The challenges are significant: Hotel residents include people with significant physical and mental impairments, including a number of amputees, along with people staying in the hotels anonymously because they are fleeing domestic violence. People who can’t be placed in another shelter or housing will be “exited” to the streets, including several dozen the LEC said were planning to “self-resolve” by leaving without shelter or services.
“At this time, we have verified that there are a significant number of families with young children, seniors, and medically fragile individuals, and these groups are prioritized for placement in shelter and housing with appropriate care,” the KCRHA spokeswoman said.

“There Will Always Be a Crisis”

Dones was at the KCRHA’s emergency meeting on Friday, and did not attend a long-planned, all-day implementation board retreat at the same time. Portions of the retreat were audible at a publicly accessible Zoom link on Friday. During their discussion about an upcoming vote on the agency’s 2024 budget, board members expressed frustration that Dones didn’t show.

Dones has no formal contract or job description, board member Ross added, which will make it hard for the board to conduct a credible evaluation of their performance.

“[The hotel emergency] is one crisis, with up to 300 people, but there are thousands more out there,” board member Christopher Ross said. “There will always be a problem [or] a crisis. You should be able to have other people step up. And this crisis, by the way, has been going on for several weeks, so to miss the one day where you need to bond with your bosses—they are creating a hole by not being in this room.” Dones has no formal contract or job description, Ross added, which will make it hard for the board to conduct a credible evaluation of their performance.

Dones has suggested that the budget vote should be a pro forma matter, since the agency adopted a biennial budget last year, but the proposal includes an expansion of the agency to include 11 new staff positions (two of which are currently grant-funded). Board member Ben Maritz questioned the budget’s focus on adding administrative staff, including three human resources officers. “This budget ask doesn’t reflect our shared goal of getting as many more people inside as possible,” he said.

The budget also assumes that the KCRHA will be able to continue the Partnership for Zero project after private funding runs out.
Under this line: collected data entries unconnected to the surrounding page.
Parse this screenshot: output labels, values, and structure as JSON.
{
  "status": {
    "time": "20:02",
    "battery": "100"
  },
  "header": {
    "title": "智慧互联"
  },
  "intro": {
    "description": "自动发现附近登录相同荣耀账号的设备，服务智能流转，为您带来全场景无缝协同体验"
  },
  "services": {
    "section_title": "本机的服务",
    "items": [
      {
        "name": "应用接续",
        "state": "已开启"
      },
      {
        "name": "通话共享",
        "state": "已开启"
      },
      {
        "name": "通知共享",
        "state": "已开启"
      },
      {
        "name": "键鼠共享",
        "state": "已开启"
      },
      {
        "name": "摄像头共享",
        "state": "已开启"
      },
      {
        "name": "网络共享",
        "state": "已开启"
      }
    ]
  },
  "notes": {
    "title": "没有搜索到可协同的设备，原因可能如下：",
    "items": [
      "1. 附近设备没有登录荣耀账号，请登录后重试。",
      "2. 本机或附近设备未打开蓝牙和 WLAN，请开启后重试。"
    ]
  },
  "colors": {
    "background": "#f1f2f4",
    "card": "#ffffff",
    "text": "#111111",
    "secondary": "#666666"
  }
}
The agency plans to use $5.2 million in Medicaid funding through a program called Foundational Community Supports, which pays for “pre-tenancy services,” like case management, for Medicaid enrollees people with complex health problems that make it difficult to keep housing or hold a job.
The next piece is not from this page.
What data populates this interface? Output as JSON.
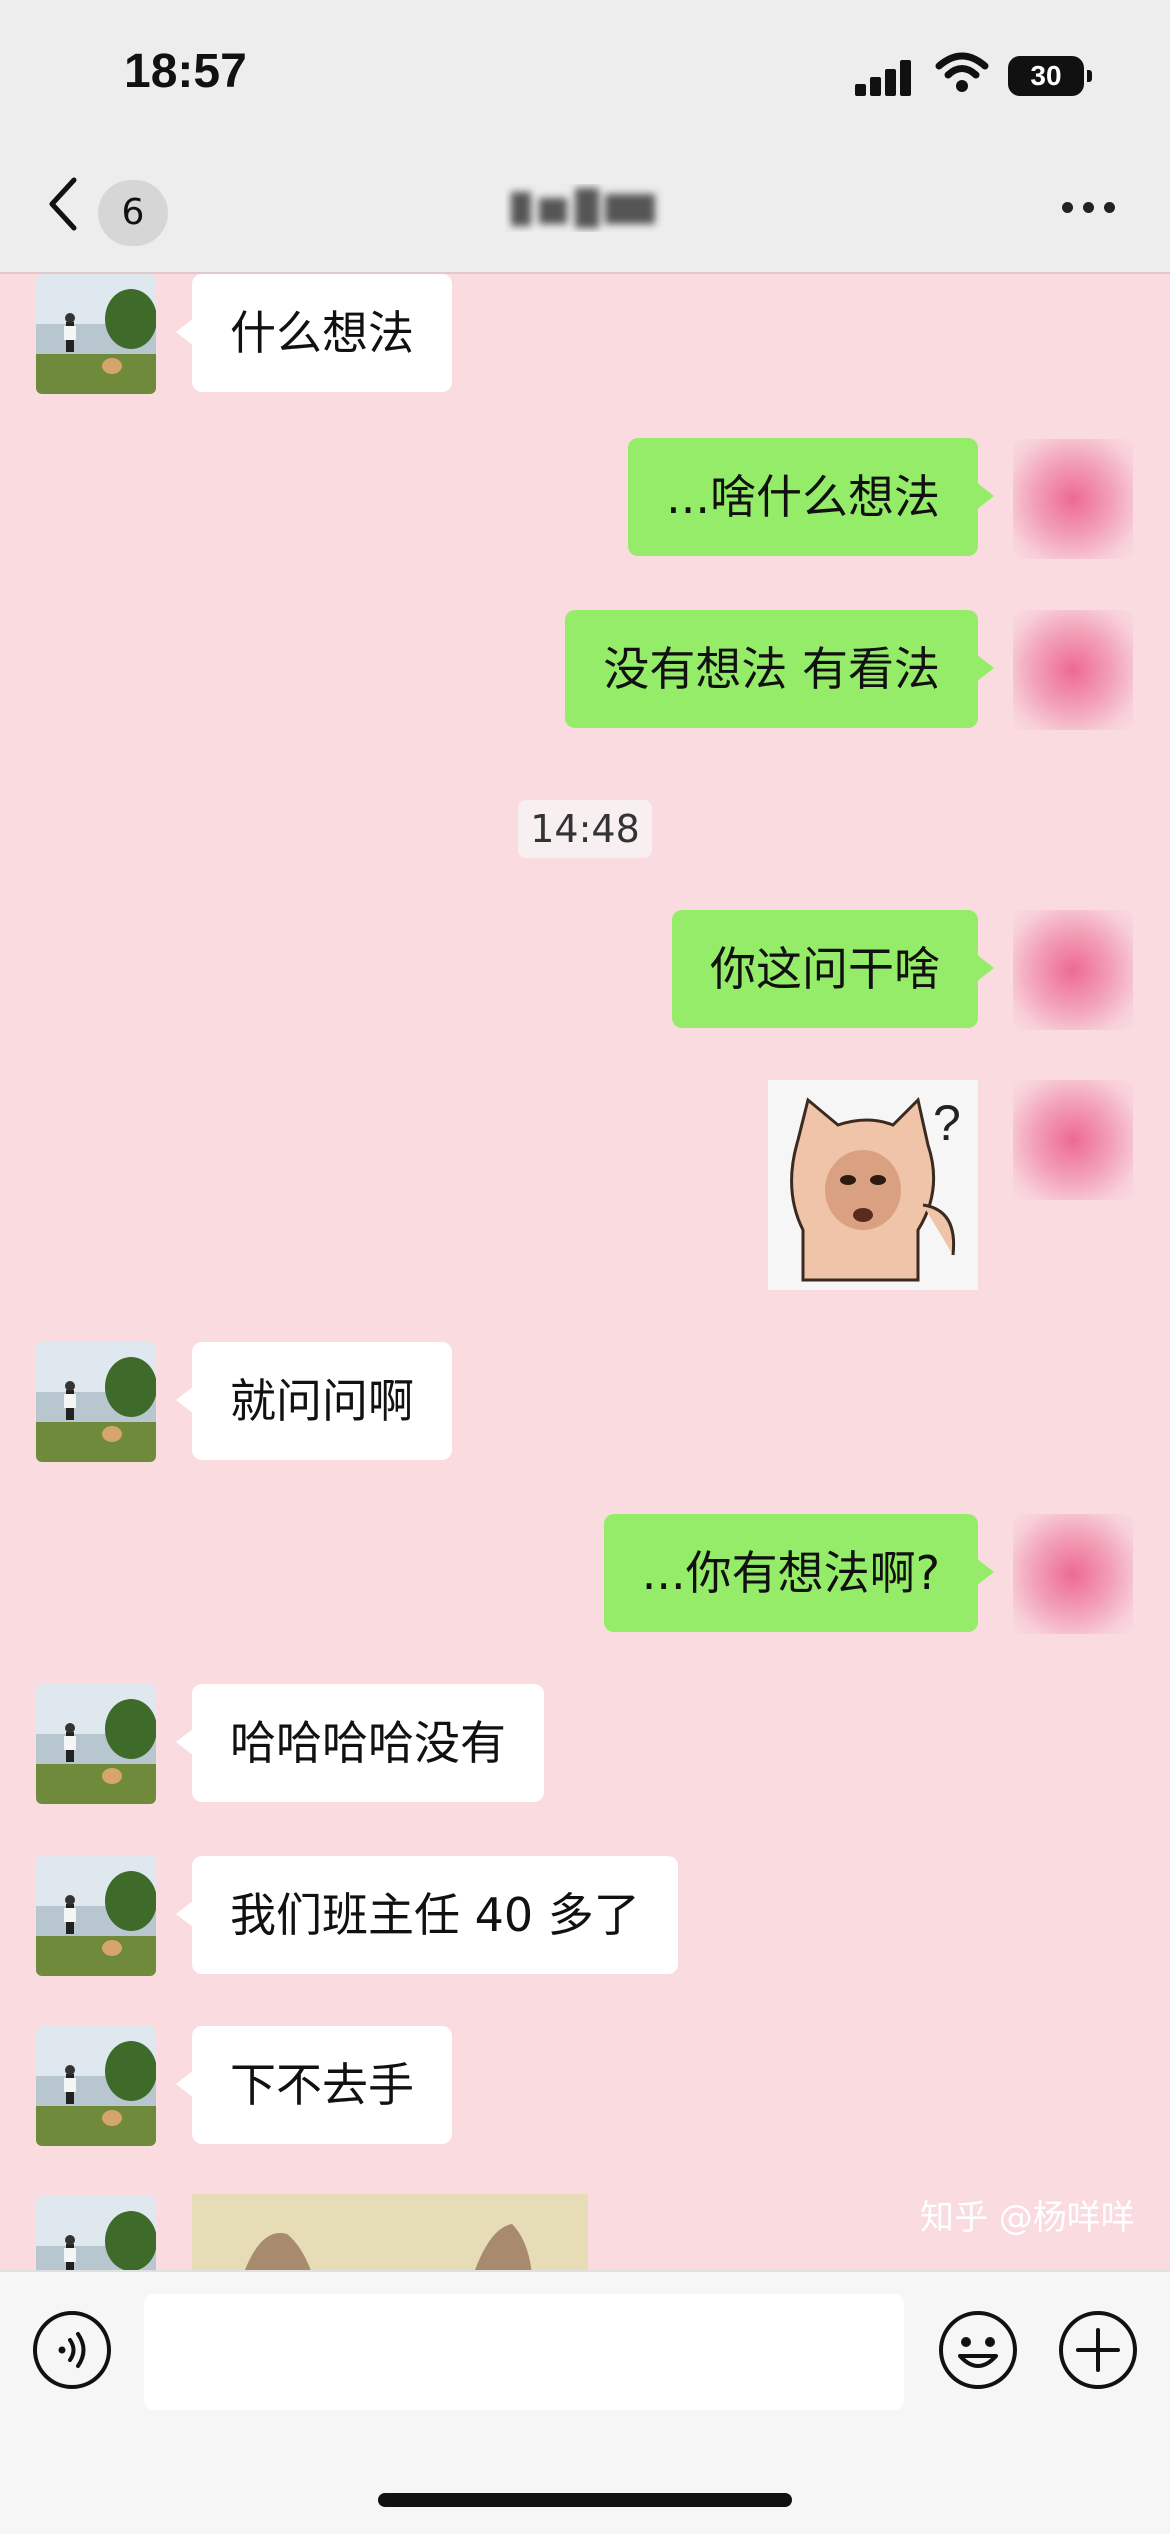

Also during the retreat, the implementation board decided to have a special meeting Tuesday evening to go over the budget in more detail before approving it and passing it on to a separate governing committee made up largely of elected officials from around the region. That board, whose job is mostly limited to approving policies and strategies the implementation board recommends, is scheduled to meet this Thursday and pass the budget.

3 thoughts on “Hotel Crisis Overshadows Other Pressing Issues for Homelessness Authority, Including Upcoming Budget Vote”

  1. Let me get this straight: “Dones has no formal contract or job description” and yet is paid well over $100,000 in our tax dollars and his bosses, the Board of KCRHA, do not have a JOB DESCRIPTION, let alone a contract? WTAF?? The job posting was a “job description”! On the plus side, now they can fire their ass.

    1. where do you see he’s paid “well over $100,000 in our tax dollars”? I’m sorry if I missed that link or tidbit.

  2. Where is KCRHA’s amended budget, and will the public be able to see the budget before it gets voted on?